Deep in the Edjar forest, of Mendha Lekha in Gadchiroli, in Maharashtra, lives the sloth bear Jambvan with his sleuth of bears. The dense subtropical forest is thick with the stately trees of arjun, silk cotton, peepal and kosimb. On the majestic trunks of these trees are colossal hives of the rock bees, full of honey. The bears, of course, love to feast on this honey. Every time they devour it, bees die in thousands, stinging to protect their homes and young. The stings are, however, ineffectual, as they get buried in the thick fur of the bears – unless, of course, they sting on the snout – a rare occurrence as the wily bear would promptly roll up!

Enter Muchkund, a munjya, who visits Jambvan and his nephews Neel, Angad and Sushen for a Diwali vacation. A munjya (as explained in an information box), is a shape shifting ghost who can speak any language – animal or human. Now Muchkund is a good-hearted munjya, who notices the decimation of the bees, and wonders if something could be done about it. Maybe have an agreement between the bears and the bees for mutual benefit? He speaks to the bears about this. Maybe they could take only the honey, and leave the eggs and larvae unharmed? In turn, the bees would not attack them – further decreasing bee deaths due to loss of the sting. Every bear agrees, except for Vali, the trouble maker. Being a shape-shifter, Muchkund takes the form of a male bee, and presents the bears’ proposal to the Queen bee – Madhurani – who accepts it for the sake of her swarms.
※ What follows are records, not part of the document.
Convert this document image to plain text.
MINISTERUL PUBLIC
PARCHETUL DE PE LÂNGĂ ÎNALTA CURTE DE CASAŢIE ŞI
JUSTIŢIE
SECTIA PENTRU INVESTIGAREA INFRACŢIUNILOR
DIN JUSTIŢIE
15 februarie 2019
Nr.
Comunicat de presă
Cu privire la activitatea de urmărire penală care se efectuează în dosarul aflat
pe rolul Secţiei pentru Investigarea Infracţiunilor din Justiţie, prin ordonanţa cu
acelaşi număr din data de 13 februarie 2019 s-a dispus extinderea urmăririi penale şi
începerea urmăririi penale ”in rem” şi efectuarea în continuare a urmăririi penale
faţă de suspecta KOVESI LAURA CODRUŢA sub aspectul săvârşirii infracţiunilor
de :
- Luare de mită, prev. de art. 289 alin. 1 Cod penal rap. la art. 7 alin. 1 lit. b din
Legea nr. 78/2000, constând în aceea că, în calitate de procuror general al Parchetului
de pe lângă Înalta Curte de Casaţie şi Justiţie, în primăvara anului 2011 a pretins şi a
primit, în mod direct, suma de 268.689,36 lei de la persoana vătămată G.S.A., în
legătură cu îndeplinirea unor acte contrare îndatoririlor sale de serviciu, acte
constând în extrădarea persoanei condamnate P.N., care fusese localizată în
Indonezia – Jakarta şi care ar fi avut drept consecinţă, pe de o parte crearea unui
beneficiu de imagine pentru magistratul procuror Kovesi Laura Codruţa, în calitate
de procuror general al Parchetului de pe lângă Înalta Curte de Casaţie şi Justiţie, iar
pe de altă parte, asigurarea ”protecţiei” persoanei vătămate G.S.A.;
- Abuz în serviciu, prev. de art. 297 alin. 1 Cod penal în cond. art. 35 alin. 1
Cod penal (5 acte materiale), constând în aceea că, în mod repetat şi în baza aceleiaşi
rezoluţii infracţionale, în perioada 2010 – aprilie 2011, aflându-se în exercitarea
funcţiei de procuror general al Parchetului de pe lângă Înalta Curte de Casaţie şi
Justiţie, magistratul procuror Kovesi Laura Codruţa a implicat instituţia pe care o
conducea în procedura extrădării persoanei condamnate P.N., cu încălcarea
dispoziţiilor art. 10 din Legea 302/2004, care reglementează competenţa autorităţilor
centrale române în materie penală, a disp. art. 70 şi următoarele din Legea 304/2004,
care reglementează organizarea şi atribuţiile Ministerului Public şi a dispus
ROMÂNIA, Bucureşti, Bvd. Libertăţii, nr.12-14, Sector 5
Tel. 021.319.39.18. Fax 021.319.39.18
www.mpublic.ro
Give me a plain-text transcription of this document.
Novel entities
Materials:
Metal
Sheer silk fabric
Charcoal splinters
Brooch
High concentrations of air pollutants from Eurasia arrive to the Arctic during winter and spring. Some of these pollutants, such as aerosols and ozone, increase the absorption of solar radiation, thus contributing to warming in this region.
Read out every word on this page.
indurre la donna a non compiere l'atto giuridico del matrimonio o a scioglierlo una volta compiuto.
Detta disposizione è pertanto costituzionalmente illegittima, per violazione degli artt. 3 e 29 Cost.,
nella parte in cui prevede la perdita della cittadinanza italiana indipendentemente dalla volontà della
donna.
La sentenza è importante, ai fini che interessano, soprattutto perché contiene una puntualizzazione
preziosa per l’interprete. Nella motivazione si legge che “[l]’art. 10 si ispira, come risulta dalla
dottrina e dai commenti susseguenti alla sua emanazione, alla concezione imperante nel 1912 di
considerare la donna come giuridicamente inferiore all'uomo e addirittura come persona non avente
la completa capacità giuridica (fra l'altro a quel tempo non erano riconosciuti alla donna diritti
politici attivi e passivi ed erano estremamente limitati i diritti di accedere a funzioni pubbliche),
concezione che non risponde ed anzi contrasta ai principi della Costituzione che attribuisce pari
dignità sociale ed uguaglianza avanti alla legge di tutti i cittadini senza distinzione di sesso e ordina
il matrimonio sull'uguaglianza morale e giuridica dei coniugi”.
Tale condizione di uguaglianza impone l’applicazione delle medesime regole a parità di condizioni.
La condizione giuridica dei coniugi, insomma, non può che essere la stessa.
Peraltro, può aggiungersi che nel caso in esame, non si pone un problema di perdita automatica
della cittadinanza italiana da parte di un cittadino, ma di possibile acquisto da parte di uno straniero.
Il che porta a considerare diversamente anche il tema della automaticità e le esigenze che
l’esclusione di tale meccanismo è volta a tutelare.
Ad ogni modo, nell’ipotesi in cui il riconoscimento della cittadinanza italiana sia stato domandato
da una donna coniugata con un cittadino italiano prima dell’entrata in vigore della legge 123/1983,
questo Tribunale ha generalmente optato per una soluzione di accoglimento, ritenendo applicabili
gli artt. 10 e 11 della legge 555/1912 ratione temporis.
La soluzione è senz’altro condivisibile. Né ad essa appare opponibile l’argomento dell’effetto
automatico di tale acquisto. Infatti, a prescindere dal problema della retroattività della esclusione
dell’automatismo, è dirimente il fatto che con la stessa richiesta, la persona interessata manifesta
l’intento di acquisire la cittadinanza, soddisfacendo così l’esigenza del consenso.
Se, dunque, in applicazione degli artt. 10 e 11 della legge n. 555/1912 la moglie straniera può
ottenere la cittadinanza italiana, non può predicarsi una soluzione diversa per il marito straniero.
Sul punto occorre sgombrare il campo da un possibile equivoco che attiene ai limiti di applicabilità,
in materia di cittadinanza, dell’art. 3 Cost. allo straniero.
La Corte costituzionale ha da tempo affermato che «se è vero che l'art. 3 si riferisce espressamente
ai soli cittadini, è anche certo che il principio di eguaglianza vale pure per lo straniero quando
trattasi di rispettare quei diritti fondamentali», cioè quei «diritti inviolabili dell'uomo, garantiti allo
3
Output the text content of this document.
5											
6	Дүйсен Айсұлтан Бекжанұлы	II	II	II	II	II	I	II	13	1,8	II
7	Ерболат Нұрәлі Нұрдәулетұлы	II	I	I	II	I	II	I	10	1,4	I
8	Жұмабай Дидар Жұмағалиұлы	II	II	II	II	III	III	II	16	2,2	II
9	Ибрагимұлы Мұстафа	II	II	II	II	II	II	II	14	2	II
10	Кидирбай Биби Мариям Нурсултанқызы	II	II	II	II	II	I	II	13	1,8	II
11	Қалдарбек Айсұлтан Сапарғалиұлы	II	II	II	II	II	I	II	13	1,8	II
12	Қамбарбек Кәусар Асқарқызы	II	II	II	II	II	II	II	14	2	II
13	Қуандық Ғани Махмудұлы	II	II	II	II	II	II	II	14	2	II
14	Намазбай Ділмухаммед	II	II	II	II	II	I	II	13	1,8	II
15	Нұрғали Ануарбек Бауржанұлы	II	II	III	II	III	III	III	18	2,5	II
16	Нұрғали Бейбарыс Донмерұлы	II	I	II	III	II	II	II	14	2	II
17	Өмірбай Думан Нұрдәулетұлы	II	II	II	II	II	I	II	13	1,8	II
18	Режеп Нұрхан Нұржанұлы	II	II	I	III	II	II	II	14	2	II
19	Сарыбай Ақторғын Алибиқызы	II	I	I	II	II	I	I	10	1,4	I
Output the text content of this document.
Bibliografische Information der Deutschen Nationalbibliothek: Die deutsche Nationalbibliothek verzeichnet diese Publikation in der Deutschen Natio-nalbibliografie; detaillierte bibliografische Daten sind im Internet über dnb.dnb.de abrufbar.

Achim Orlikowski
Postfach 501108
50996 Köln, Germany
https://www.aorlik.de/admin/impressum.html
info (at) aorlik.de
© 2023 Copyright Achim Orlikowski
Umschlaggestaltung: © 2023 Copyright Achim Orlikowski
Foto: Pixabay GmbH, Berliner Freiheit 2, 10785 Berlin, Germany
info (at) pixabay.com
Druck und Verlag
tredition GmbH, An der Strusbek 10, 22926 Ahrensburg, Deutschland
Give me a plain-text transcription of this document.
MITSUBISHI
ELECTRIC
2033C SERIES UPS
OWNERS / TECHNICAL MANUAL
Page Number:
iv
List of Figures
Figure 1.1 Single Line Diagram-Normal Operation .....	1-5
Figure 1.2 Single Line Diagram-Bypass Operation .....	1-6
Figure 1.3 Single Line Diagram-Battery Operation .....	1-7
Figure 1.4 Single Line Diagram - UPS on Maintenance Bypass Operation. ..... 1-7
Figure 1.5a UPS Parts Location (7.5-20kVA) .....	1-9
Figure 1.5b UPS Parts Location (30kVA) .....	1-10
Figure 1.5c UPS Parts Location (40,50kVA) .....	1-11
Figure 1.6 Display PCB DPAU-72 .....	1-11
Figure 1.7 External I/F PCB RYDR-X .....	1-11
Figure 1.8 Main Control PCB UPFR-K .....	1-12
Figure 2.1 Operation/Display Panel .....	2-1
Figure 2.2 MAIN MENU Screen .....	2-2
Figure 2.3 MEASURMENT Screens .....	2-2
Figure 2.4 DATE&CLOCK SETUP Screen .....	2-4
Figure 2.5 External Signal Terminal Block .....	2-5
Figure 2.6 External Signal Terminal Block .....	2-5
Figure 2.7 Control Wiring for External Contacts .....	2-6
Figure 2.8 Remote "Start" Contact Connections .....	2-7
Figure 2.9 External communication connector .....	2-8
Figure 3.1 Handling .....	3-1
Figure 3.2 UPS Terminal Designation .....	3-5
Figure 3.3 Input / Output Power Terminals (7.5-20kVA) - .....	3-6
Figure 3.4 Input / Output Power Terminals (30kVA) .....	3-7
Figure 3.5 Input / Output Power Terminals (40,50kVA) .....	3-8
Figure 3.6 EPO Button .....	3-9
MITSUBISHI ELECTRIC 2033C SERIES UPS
What happens next? Does the agreement work out? What about the trouble-maker, Vali? Read the book to find out.

The author, Madhav Gadgil, who is an illustrious ecologist, weaves into the story a message about the ecosystem. There is some interesting information about honeybees worldwide, and about non-violent (Nisarg) honey, harvested by the Sewagram Natural Technique developed at the Center of Bee Development, Wardha. Illustrations by Maya Ramaswamy, known for nature drawings, are the perfect foil – the cover page makes one want to pick up the book and find out more.

The narrative is much like a grandparent telling it to a grandchild all wide-eyed with curiosity, eager to find out what happens next. The flavor of the tale is quintessentially of a Marathi folk-tale, especially with the various ghosts in the gang of Vetal Baba – the pisach, munjya, zoting, khavis, samandha – that populated the ‘giant peepal tree on the campus of Pune University’. There is an interesting mix-up of mythologies, too: the sloth bears bear names of well-known vanaras (monkeys) from the Ramayana – behaving much in the same way that their namesakes would, giving readers an a-ha! moment.